O estudo aponta que as medidas de isolamento social apresentam adesão irregular entre os bairros de Salvador e variam de acordo com as condições de vida da população. Os pesquisadores analisaram a evolução do distanciamento na capital baiana, relacionando a adoção das medidas com as desigualdades sociais existentes. “Tendo em vista que parcela significativa da população encontra-se em contexto de vulnerabilidade social, foi necessário avaliar também esses indicadores para entender o grau de adesão ao isolamento social”, explica Marcio Natividade, professor do ISC/Ufba e um dos autores do estudo.

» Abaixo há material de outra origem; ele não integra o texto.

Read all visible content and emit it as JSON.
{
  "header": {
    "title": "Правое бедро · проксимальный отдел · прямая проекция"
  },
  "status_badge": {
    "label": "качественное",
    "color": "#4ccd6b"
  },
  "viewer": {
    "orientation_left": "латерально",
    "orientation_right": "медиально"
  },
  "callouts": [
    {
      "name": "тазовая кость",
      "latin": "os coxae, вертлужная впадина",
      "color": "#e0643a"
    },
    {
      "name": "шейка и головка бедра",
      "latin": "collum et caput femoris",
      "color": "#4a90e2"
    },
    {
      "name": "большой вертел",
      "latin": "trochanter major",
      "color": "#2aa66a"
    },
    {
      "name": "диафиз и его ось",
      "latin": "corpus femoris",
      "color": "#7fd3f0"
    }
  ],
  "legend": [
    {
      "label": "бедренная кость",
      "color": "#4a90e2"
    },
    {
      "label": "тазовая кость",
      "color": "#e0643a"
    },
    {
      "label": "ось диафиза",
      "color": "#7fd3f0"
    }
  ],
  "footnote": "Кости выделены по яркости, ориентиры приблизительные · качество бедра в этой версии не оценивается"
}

O estudo também aponta que nenhuma área do município atingiu ainda o valor mínimo de isolamento recomendado pela Organização Mundial de Saúde (OMS), que seria entre 60% e 70%. O último dado, de 27 de abril, mostra que Salvador apresentava 50,1% de isolamento. O maior porcentual registrado na capital foi em 22 de abril (67%).

Na Bahia, o último índice apurado, no dia 25 de abril, mostrou uma taxa de 51,6% de isolamento. Já o maior valor registrado até agora no estado foi em 22 de março, quando chegou a 58,3%; e o menor, em 16 de abril (40%).

As informações do estudo foram transformadas em uma nota técnica, que pode ser acessada neste link. O documento é assinado pelos pesquisadores Marcio Natividade, Kionna Bernardes, Juracy Bertoldo, Samilly Miranda, Marcos Pereira, Maria da Glória Teixeira, Humberto Livramento e Erika Aragão.